Ces lacunes dans le transport adapté sont une source de stress pour Mme Paul. Un simple rendez-vous avec un médecin à l’hôpital peut devenir un fardeau.

« Les [médecins] spécialistes ne sont pas toujours à l’heure. Para Transpo n’est pas toujours à l’heure », témoigne-t-elle. « Je me soucie d’être prise en charge à l’heure, d’arriver à mon rendez-vous à l’heure, et que mon rendez-vous finisse à l’heure pour ne pas rater mon voyage de retour. »

« Je n’aime pas avoir à me battre pour ce que tout le monde prend pour acquis. […] J’aimerais que la ville soit accessible pour tout le monde. » – Linda Paul

Alors que la campagne électorale municipale bat son plein, l’Ottavienne aimerait que la question de l’accessibilité soit mise à l’ordre du jour.

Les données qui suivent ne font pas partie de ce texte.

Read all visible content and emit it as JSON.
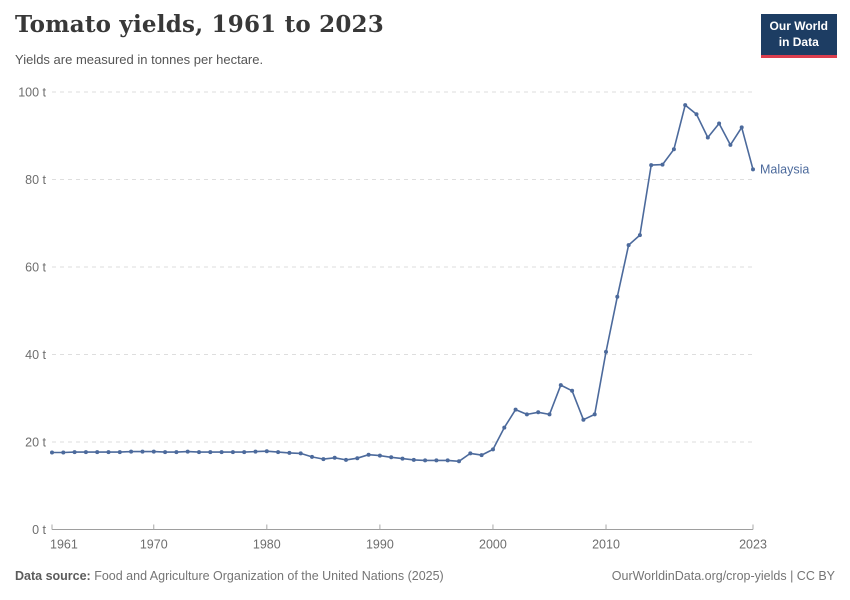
{
  "header": {
    "title": "Tomato yields, 1961 to 2023",
    "subtitle": "Yields are measured in tonnes per hectare.",
    "logo": {
      "line1": "Our World",
      "line2": "in Data",
      "bg_color": "#1d3d63",
      "accent_color": "#dc3e4e"
    }
  },
  "chart_data": {
    "type": "line",
    "title": "Tomato yields, 1961 to 2023",
    "ylabel": "tonnes per hectare",
    "xlabel": "",
    "xlim": [
      1961,
      2023
    ],
    "ylim": [
      0,
      100
    ],
    "x_ticks": [
      1961,
      1970,
      1980,
      1990,
      2000,
      2010,
      2023
    ],
    "y_ticks": [
      0,
      20,
      40,
      60,
      80,
      100
    ],
    "y_tick_suffix": " t",
    "grid": "horizontal-dashed",
    "legend_position": "end-of-line",
    "series": [
      {
        "name": "Malaysia",
        "color": "#4C6A9C",
        "x": [
          1961,
          1962,
          1963,
          1964,
          1965,
          1966,
          1967,
          1968,
          1969,
          1970,
          1971,
          1972,
          1973,
          1974,
          1975,
          1976,
          1977,
          1978,
          1979,
          1980,
          1981,
          1982,
          1983,
          1984,
          1985,
          1986,
          1987,
          1988,
          1989,
          1990,
          1991,
          1992,
          1993,
          1994,
          1995,
          1996,
          1997,
          1998,
          1999,
          2000,
          2001,
          2002,
          2003,
          2004,
          2005,
          2006,
          2007,
          2008,
          2009,
          2010,
          2011,
          2012,
          2013,
          2014,
          2015,
          2016,
          2017,
          2018,
          2019,
          2020,
          2021,
          2022,
          2023
        ],
        "values": [
          17.6,
          17.6,
          17.7,
          17.7,
          17.7,
          17.7,
          17.7,
          17.8,
          17.8,
          17.8,
          17.7,
          17.7,
          17.8,
          17.7,
          17.7,
          17.7,
          17.7,
          17.7,
          17.8,
          17.9,
          17.7,
          17.5,
          17.4,
          16.6,
          16.1,
          16.4,
          15.9,
          16.3,
          17.1,
          16.9,
          16.5,
          16.2,
          15.9,
          15.8,
          15.8,
          15.8,
          15.6,
          17.4,
          17.0,
          18.3,
          23.3,
          27.4,
          26.3,
          26.8,
          26.3,
          33.0,
          31.7,
          25.1,
          26.3,
          40.6,
          53.2,
          65.0,
          67.3,
          83.3,
          83.4,
          86.9,
          97.0,
          94.9,
          89.6,
          92.8,
          87.9,
          91.9,
          82.3
        ]
      }
    ]
  },
  "footer": {
    "source_label": "Data source:",
    "source_text": " Food and Agriculture Organization of the United Nations (2025)",
    "credit": "OurWorldinData.org/crop-yields | CC BY"
  }
}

Le transport trop longtemps négligé, selon la Coalition des personnes handicapées d’Ottawa

Denis Boileau ne s’étonne pas des problèmes de transport adapté à Ottawa.

« Je ne veux pas dénigrer la Ville d’Ottawa. On fait du mieux qu’on peut, mais il y a beaucoup de choses qu’on peut améliorer », avance le directeur général du Centre de services Vista pour traumatisés crâniens (CSVTC), et porte-parole de la Coalition des personnes handicapées d’Ottawa.

« Ce n’est pas seulement un problème à la Ville d’Ottawa. Je peux aussi parler des villes de Montréal et de Toronto qui ont des problèmes semblables. » – Denis Boileau, membre de la Coalition des personnes handicapées d’Ottawa

Selon M. Boileau, la pandémie a même exacerbé le problème en ce qui concerne les taxis.

Le porte-parole du CSVTC évalue qu’il y a maintenant la moitié moins de taxis adaptés qu’avant la pandémie.

Le porte-parole demande à ce que les heures d’opérations de Para Transpo soient revues pour que le service soit disponible 24 heures sur 24, 7 jours sur 7.

« On ne veut pas se sentir des citoyens moindres que les autres citoyens qui n’ont pas de problèmes d’accessibilité », poursuit M. Boileau. « On a des besoins comme tout le monde, à toute heure de la journée. »

Comme Linda Paul, il souhaite que les services de Para Transpo puissent être réservés la journée même.

« Vous êtes une personne avec un handicap, peu importe, vous avez des problèmes d’accessibilité, vous voulez aller voir votre médecin parce que vous ne vous sentez pas bien, essayer d’obtenir le service de Para Transpo la même journée, ça va être très compliqué », lance-t-il.

Que disent certains candidats à la mairie ?

Catherine McKenney, qui brigue la mairie d’Ottawa, ouvre la porte à ce que la Ville s’implique financièrement pour inciter les compagnies de taxi à rendre plus de taxis adaptés disponibles.

« Nous devons nous assurer que nous donnons assez d’incitatifs aux propriétaires de taxi pour qu’ils fournissent à leur tour plus de taxis adaptés », poursuit Catherine McKenney, qui souhaite aussi doubler la surcharge demandée à chaque voyageur pour un voyage en taxi afin de financer le transport adapté. « Si on n’a que 10 voitures adaptées sur la route, nous n’y arriverons pas. »

De son côté, le candidat à la mairie Mark Sutcliffe dit qu’il annoncera son plan en matière de transport et d’accessibilité plus tard dans la campagne. Il convient que les services de Para Transpo ne remplissent pas ses attentes.

« Je me présente à la mairie d’Ottawa pour une ville plus sécuritaire, fiable, et abordable. Ceci inclut une ville sécuritaire et fiable pour ceux qui ont des difficultés de mobilité », a indiqué son équipe de campagne par courriel. « Présentement, le système de transport collectif Para Transpo n’est pas fiable, c’est un enjeu que je compte aborder dans les prochaines semaines. »

Le candidat Bob Chiarelli n’a pas répondu aux demandes d’entrevue de Radio-Canada au moment d’écrire ces lignes.